In regards to the glass - is there any concern of breaking a seal? or re-applying this same seal with the new glass?? I wouldnt want to render the stove useless just because of some overspray.... maybe its just something I shoudl leave alone? I am probably the only one that will ever notice. But I will always know...
 
I haven't removed the glass on this stove, but it looks like a simple compression fit. From what I see, the clips have slider slots that allow one to push the clip against the glass and gasket, then tighten. It looks like a nice simple system. Just don't push too hard on the glass, all it should take is a firm contact.
 
No I havent emailed PE. or Tom. any specific email address?
you mean just to change out the glass? the vendor which I purchased from has suggested that if I send in some photos that they shoudl be able to have a new one sent in. Though I doubt the overspray will show up as much in photos...

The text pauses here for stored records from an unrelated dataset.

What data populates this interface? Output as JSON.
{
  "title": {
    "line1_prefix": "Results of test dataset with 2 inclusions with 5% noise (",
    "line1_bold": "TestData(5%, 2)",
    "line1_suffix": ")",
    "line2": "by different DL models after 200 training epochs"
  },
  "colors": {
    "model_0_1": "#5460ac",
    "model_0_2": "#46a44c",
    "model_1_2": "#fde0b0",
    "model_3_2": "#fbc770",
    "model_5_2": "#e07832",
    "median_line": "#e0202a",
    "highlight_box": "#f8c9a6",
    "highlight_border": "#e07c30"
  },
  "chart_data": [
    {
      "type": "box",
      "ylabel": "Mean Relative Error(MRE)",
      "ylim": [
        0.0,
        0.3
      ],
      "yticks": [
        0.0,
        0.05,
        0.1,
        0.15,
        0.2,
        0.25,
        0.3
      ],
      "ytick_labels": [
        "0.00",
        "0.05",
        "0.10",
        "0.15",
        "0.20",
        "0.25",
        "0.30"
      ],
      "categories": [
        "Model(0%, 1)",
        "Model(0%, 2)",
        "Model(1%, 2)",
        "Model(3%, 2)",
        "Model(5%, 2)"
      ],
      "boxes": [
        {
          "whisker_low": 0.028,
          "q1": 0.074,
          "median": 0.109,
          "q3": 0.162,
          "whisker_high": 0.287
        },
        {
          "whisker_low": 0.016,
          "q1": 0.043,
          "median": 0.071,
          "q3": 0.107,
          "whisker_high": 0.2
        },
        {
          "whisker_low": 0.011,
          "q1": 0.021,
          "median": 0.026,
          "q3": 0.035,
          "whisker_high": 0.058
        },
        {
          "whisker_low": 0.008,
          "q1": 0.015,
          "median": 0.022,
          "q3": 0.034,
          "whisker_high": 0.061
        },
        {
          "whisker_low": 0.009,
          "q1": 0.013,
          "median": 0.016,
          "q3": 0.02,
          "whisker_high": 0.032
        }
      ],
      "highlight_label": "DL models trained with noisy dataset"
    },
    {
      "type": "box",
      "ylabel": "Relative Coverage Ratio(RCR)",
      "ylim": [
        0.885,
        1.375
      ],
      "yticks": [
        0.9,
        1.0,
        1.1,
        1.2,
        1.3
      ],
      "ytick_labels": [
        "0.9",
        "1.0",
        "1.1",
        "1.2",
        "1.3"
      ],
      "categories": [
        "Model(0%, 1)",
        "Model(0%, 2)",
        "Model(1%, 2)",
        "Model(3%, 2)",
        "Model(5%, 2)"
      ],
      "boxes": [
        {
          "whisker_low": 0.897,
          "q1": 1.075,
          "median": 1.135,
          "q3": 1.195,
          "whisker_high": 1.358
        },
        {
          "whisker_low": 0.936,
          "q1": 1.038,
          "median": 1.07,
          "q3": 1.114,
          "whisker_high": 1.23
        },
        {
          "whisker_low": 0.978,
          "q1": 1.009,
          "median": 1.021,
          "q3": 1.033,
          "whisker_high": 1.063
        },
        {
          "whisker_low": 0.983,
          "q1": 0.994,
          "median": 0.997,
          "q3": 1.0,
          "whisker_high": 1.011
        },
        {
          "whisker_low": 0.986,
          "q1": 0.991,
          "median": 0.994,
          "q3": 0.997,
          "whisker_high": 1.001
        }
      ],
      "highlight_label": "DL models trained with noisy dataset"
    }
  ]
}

I will give it a shot. whish I had thought to inspect it when I picked it up. but I doubt it would have been noticed anyway.
 
Changing the glass is easy as pie. I had a leaky glass gasket when new and found changing it very straight forward. Get a spare glass gasket in case you find a problem with the current one. It will be a spare if you do not need it.
 
Nice photos of the stove! Hope you enjoy yours as much as I have been enjoying mine. Did you figure out where the rattle is coming from yet? I have never had my swing open top rattle before.
 
I vote for T6, I have one - love it! The surface of the stove does get dusty easily tho with the flat black finish! Thats my only downfall to it I see.

OK, now that I read pages 3 and 4 - it seems I am WAY to late to vote.....lol. Oh well, you picked a winner!!
 
BeGreen said:
The stove is built like a tank, but frequent overfiring will eventually stress out the joints and welds. Evidence of overfiring can void the warranty. For the longevity of any stove you want to avoid prolonged or repeated overfiring.

For reference, here's our thermometer location.

My o my, looks like someone spilled something on the top, tisk tisk
 
BeGreen said:
The stove is built like a tank, but frequent overfiring will eventually stress out the joints and welds. Evidence of overfiring can void the warranty. For the longevity of any stove you want to avoid prolonged or repeated overfiring.

For reference, here's our thermometer location.

what is that - placed on the right side of the top of the stove? the brass looking contraption....?
 
Top view of an EcoFan. It's actually spinning, but the flash stops the action.